For experimental validation, we conduct field tests using a quad-rotor UAV drone equipped with the designed diversion structure. We measure wind speeds at multiple points below the UAV drone, corresponding to simulation data points. The measurement setup divides the area into zones: rotor center, blade tip, flow convergence, and central regions. At each zone, we place four detection lines with points at heights of 0.2 m, 0.4 m, 0.6 m, and 0.8 m. A TA641A anemometer is used, with a measurement range of 0.3–30.0 m/s and an error of ±3%. The relative error between simulated (\(v_m\)) and measured (\(v_s\)) velocities is calculated as:
$$
a = \frac{v_s – v_m}{v_s} \times 100\%
$$
The results show close agreement, with errors generally within 10%. For instance, in the central region, the maximum error is 9.55%, while in other zones, errors are lower. Some discrepancies arise from measurement limitations, such as points where wind speeds fall below the anemometer’s threshold (0.3 m/s). Overall, the validation confirms the reliability of our CFD models for the UAV drone wind field analysis.
In conclusion, our study demonstrates the effectiveness of a low-altitude UAV drone for full-width side spraying in vineyard applications. We characterize the downwash airflow of a quad-rotor UAV drone, revealing velocity distribution patterns and crosswind impacts. The optimization of a side spray diversion structure, based on CFD simulations, significantly improves airflow guidance and spray efficiency. Experimental tests validate our models, showing minimal error margins. This work underscores the potential of UAV drone technology to revolutionize agricultural spraying, offering solutions for difficult-to-reach canopies and dynamic environmental conditions. Future research could explore multi-rotor configurations or advanced control algorithms to further enhance the performance of UAV drones in precision agriculture.

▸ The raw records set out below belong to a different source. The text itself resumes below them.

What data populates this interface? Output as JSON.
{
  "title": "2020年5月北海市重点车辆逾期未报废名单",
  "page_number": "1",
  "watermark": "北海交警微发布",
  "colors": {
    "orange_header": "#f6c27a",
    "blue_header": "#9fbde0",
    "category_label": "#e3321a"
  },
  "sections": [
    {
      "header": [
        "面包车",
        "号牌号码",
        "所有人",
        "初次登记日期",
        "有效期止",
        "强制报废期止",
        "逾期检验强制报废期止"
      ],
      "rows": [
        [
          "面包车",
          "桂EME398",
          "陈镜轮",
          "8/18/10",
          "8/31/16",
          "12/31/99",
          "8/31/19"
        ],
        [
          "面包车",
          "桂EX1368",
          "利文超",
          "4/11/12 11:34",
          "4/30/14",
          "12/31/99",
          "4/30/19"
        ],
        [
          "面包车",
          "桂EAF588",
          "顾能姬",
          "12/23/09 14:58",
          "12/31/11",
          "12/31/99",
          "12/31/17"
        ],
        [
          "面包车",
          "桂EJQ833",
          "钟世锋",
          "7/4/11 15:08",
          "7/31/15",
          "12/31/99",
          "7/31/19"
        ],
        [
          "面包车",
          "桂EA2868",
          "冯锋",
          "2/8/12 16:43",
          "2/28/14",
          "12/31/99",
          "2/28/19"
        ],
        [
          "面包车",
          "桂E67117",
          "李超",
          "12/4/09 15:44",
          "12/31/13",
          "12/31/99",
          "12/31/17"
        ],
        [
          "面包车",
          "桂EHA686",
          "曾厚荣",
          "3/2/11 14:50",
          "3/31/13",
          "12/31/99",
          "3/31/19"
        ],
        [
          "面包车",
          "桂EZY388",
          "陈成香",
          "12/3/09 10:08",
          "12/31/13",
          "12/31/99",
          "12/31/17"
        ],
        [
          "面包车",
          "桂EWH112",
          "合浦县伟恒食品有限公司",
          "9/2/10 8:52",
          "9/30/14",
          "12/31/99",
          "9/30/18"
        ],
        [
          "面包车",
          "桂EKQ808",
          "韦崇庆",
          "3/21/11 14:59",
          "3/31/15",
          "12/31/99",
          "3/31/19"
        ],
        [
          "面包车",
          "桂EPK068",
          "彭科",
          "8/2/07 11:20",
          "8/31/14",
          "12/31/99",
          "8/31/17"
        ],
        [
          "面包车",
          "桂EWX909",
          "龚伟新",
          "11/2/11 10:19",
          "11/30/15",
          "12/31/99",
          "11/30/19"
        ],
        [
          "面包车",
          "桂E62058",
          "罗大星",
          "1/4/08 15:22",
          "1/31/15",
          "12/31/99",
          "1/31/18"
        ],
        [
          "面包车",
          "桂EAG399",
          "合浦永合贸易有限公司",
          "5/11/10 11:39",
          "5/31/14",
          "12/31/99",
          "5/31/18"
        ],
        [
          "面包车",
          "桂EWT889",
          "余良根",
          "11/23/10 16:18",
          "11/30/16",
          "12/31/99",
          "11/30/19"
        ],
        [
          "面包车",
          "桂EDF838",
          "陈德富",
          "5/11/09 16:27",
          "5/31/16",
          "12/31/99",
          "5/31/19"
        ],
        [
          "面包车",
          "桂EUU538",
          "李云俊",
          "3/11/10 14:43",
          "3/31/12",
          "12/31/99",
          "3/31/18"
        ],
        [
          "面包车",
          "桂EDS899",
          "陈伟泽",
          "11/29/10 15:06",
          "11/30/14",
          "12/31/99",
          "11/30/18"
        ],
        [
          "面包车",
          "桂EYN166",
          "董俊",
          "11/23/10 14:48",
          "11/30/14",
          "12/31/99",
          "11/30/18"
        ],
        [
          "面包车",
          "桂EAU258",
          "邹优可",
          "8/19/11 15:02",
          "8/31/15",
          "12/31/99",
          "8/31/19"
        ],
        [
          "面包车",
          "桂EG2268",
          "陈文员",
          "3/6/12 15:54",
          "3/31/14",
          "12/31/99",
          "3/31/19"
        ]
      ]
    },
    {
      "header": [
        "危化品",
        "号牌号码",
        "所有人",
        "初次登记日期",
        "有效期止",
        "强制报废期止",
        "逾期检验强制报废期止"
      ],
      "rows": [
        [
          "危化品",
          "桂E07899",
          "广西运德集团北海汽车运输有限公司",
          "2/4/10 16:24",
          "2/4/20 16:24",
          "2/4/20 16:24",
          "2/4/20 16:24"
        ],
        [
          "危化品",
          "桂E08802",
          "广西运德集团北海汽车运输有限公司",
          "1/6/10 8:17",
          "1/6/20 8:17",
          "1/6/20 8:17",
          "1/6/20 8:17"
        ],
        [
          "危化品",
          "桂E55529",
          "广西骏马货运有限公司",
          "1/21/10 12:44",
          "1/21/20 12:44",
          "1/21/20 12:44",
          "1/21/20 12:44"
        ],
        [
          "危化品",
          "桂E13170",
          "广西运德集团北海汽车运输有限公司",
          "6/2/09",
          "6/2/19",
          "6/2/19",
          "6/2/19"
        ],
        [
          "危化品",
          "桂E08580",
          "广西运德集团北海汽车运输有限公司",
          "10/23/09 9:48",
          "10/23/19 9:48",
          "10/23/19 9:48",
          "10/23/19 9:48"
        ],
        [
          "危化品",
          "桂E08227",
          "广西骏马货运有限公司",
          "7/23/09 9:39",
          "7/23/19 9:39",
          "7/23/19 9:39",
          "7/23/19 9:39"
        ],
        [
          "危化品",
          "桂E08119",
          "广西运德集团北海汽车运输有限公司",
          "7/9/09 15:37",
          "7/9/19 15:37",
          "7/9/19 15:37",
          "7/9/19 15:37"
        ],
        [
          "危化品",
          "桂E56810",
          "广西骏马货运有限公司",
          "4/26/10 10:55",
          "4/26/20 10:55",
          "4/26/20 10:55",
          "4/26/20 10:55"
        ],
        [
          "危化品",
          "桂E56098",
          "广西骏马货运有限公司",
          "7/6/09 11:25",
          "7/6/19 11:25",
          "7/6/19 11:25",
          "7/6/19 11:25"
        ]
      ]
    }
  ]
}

The integration of UAV drones into agricultural practices continues to evolve, driven by needs for efficiency and sustainability. Our findings highlight key aerodynamic principles that govern UAV drone operations, providing a foundation for designing more effective spraying systems. By leveraging computational tools and empirical data, we can optimize UAV drone parameters for specific crops, such as grapes, ensuring targeted pesticide delivery and reduced environmental drift. The side spray method developed here exemplifies how tailored engineering can address real-world challenges, making UAV drones indispensable tools in modern farming. As technology advances, we anticipate further innovations in UAV drone autonomy, sensing, and adaptation, paving the way for smarter agricultural ecosystems.
Throughout this research, the term UAV drone has been emphasized to reinforce its centrality in our investigations. From simulation to experimentation, the UAV drone serves as the core platform for implementing our proposed spraying methodology. The insights gained not only apply to grapevine cultivation but also extend to other high-value crops with similar canopy structures. By continuing to refine UAV drone designs and operational strategies, we can unlock new possibilities for precision agriculture, contributing to food security and environmental stewardship on a global scale.